Do I still need to separate transactional and marketing streams if I use one platform? Yes. Stream separation and vendor separation are different things — Gmail’s recommendation is about sending streams, subdomains and IPs, not about invoices. See the transactional email guide and the email deliverability guide.
Verdict
Postmark is the better product for the job Postmark is built for, and it is refreshingly honest about where that job ends. If your mail is application email, the interesting comparison is not Bluey vs Postmark — it is Postmark vs its own price at volume.

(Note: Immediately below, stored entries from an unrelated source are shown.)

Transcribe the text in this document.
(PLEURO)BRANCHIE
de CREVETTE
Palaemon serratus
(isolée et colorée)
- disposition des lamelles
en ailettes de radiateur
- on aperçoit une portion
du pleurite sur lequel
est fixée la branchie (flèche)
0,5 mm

The case for Bluey is narrow and specific: Postmark publishes three things it does not do — list uploads, a visual editor, campaign reporting — and a lot of companies need exactly those three things alongside their password resets. If that is you, one platform beats two. If it is not you, buy Postmark.
References
- Postmark — Pricing: postmarkapp.com/pricing
- Postmark — Message Streams: postmarkapp.com/message-streams
- Inka Wibowo and Robert Brandl, EmailTooltester — SendGrid Alternatives, updated Jun 15, 2026: emailtooltester.com
- Postmark — Transactional vs. marketing email: postmarkapp.com/blog
Pricing verified on Postmark’s official pricing page on 17 July 2026. Bluey’s transactional endpoint behaviour verified first-hand via a live dry-run validation on the same date.